I mean this inner loop in generation, and sorry, it looks ugly for my tasteDaniel Shawul wrote:Hey Srdja
I agree with reducing the memory usage, BUT I do not think your code is ugly at all. Trying to avoid branching code is a waste of time and many people seem to miss that... GPU computation is memory bound (200x slower) even with the new L1 and L2. Infact it is encouraged to compute / recompute stuff rather thand do a single uncache probe... So all this stuff about branching code, parallel move generation doesn't make that much sense to me, when you have far bigger issues to deal with.
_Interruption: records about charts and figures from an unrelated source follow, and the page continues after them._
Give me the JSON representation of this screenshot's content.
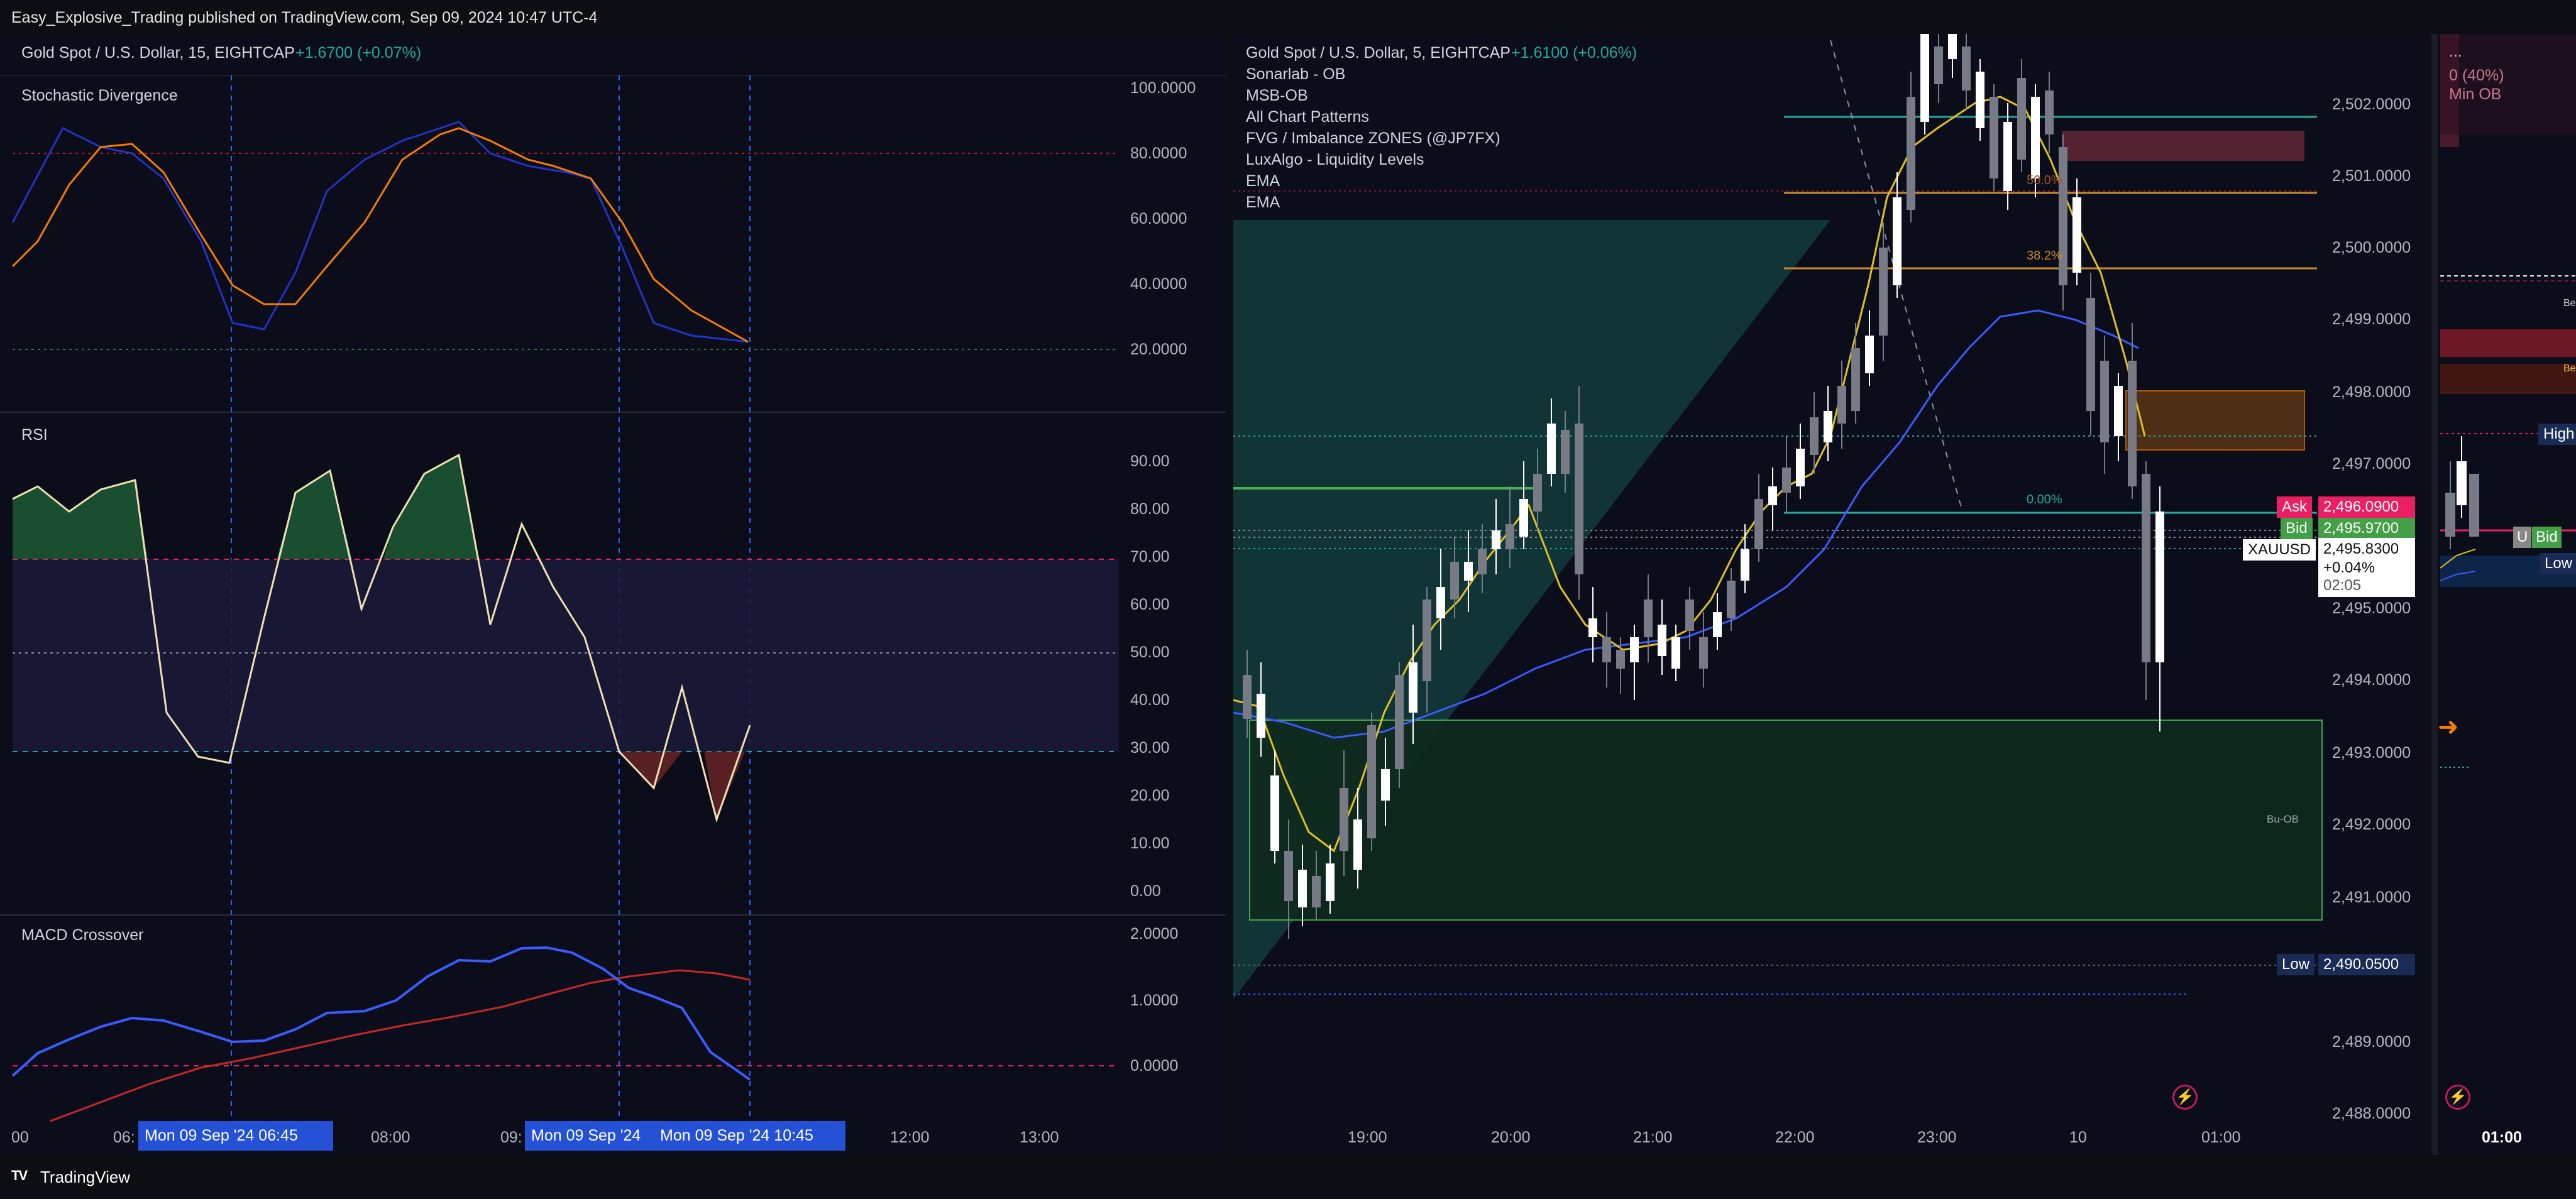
{
  "header": {
    "published": "Easy_Explosive_Trading published on TradingView.com, Sep 09, 2024 10:47 UTC-4"
  },
  "left": {
    "symbol": "Gold Spot / U.S. Dollar, 15, EIGHTCAP",
    "change": "+1.6700 (+0.07%)",
    "stoch": {
      "title": "Stochastic Divergence",
      "ticks": [
        "100.0000",
        "80.0000",
        "60.0000",
        "40.0000",
        "20.0000"
      ]
    },
    "rsi": {
      "title": "RSI",
      "ticks": [
        "90.00",
        "80.00",
        "70.00",
        "60.00",
        "50.00",
        "40.00",
        "30.00",
        "20.00",
        "10.00",
        "0.00"
      ]
    },
    "macd": {
      "title": "MACD Crossover",
      "ticks": [
        "2.0000",
        "1.0000",
        "0.0000"
      ]
    },
    "time_labels": [
      "00",
      "06:",
      "08:00",
      "09:",
      "12:00",
      "13:00"
    ],
    "time_highlights": [
      "Mon 09 Sep '24   06:45",
      "Mon 09 Sep '24",
      "Mon 09 Sep '24   10:45"
    ]
  },
  "right": {
    "symbol": "Gold Spot / U.S. Dollar, 5, EIGHTCAP",
    "change": "+1.6100 (+0.06%)",
    "indicators": [
      "Sonarlab - OB",
      "MSB-OB",
      "All Chart Patterns",
      "FVG / Imbalance ZONES (@JP7FX)",
      "LuxAlgo - Liquidity Levels",
      "EMA",
      "EMA"
    ],
    "price_ticks": [
      "2,502.0000",
      "2,501.0000",
      "2,500.0000",
      "2,499.0000",
      "2,498.0000",
      "2,497.0000",
      "2,495.0000",
      "2,494.0000",
      "2,493.0000",
      "2,492.0000",
      "2,491.0000",
      "2,489.0000",
      "2,488.0000"
    ],
    "time_labels": [
      "19:00",
      "20:00",
      "21:00",
      "22:00",
      "23:00",
      "10",
      "01:00"
    ],
    "fib_labels": [
      "50.0%",
      "38.2%",
      "0.00%"
    ],
    "ob_label": "Bu-OB",
    "ask": {
      "label": "Ask",
      "value": "2,496.0900"
    },
    "bid": {
      "label": "Bid",
      "value": "2,495.9700"
    },
    "last": {
      "symbol": "XAUUSD",
      "value": "2,495.8300",
      "change": "+0.04%",
      "countdown": "02:05"
    },
    "low": {
      "label": "Low",
      "value": "2,490.0500"
    }
  },
  "far": {
    "dots": "...",
    "pct": "0 (40%)",
    "min_ob": "Min OB",
    "labels": [
      "Be-",
      "Be-"
    ],
    "high": "High",
    "u": "U",
    "bid": "Bid",
    "low": "Low",
    "time": "01:00"
  },
  "footer": {
    "brand": "TradingView"
  },
  "colors": {
    "bg": "#0b0e1a",
    "blue": "#2f3fd6",
    "orange": "#f57c00",
    "green": "#26a69a",
    "red": "#e91e63"
  }
}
This is not CPU computation with wide registers (SWAR), there you have a couple of threads (say 4) where you can do vector computations (instead of scalar) to get better performance. The caching is really good there with few threads. For GPUs you have thousands_ of threads to work with. Unless the proposition is to launch few threads say 32x less than what is possible and hope to gain something from parallel move generation, evaluation etc, it doesn't make sense. AFAIK you and I have been trying to use each core for doing real search. So unless you think it is impossible toreach full occupancy with the current method used, there is no need to waste cores for that purpose.
cheers
Daniel
It is not only about branches bit to avoid domove/legaltest/undomove by predetermining pinned pieces and attacks.
Code: Select all
while( bbMoves ) {
// pop 1st bit
to = ((Square)(BitTable[((bbMoves & -bbMoves) * 0x218a392cd3d5dbf) >> 58]) );
bbMoves &= (bbMoves-1);
cpt = to; // TODO: en passant
pieceto = ( (piece>>1) == PAWN && ( (som == WHITE && (to>>3) == 7) || (som == BLACK && (to>>3) == 0) ) ) ? (QUEEN<<1 | som): piece; // pawn promotion
piececpt = ((board[0]>>cpt) &1) + 2*((board[1]>>cpt) &1) + 4*((board[2]>>cpt) &1) + 8*((board[3]>>cpt) &1);
// make move and store in global
move = ((Move)pos | (Move)to<<6 | (Move)cpt<<12 | (Move)piece<<18 | (Move)pieceto<<22 | (Move)piececpt<<26 );
// TODO: pseudo legal move gen: 2x speedup?
// domove
domove(board, pos, to, cpt, piece, pieceto, piececpt);
//get king position
bbTemp = board[0] ^ (board[1] | board[2] | board[3]);
bbTemp = (som == BLACK)? board[0] : bbTemp ;
bbTemp = bbTemp & board[1] & board[2] & ~board[3]; // get king
kingpos = (Square)(BitTable[((bbTemp & -bbTemp) * 0x218a392cd3d5dbf) >> 58]);
kic = 0;
// king in check?
kic = PieceInCheck(board, kingpos, som, RAttacks, BAttacks);
if (kic == 0) {
// copy move to global
global_pid_moves[pid*max_depth*256+sd*256+n] = move;
// Movecounters
n++;
COUNTERS[totalThreads*3+pid]++;
}
// undomove
undomove(board, pos, to, cpt, piece, pieceto, piececpt);
}
Gerd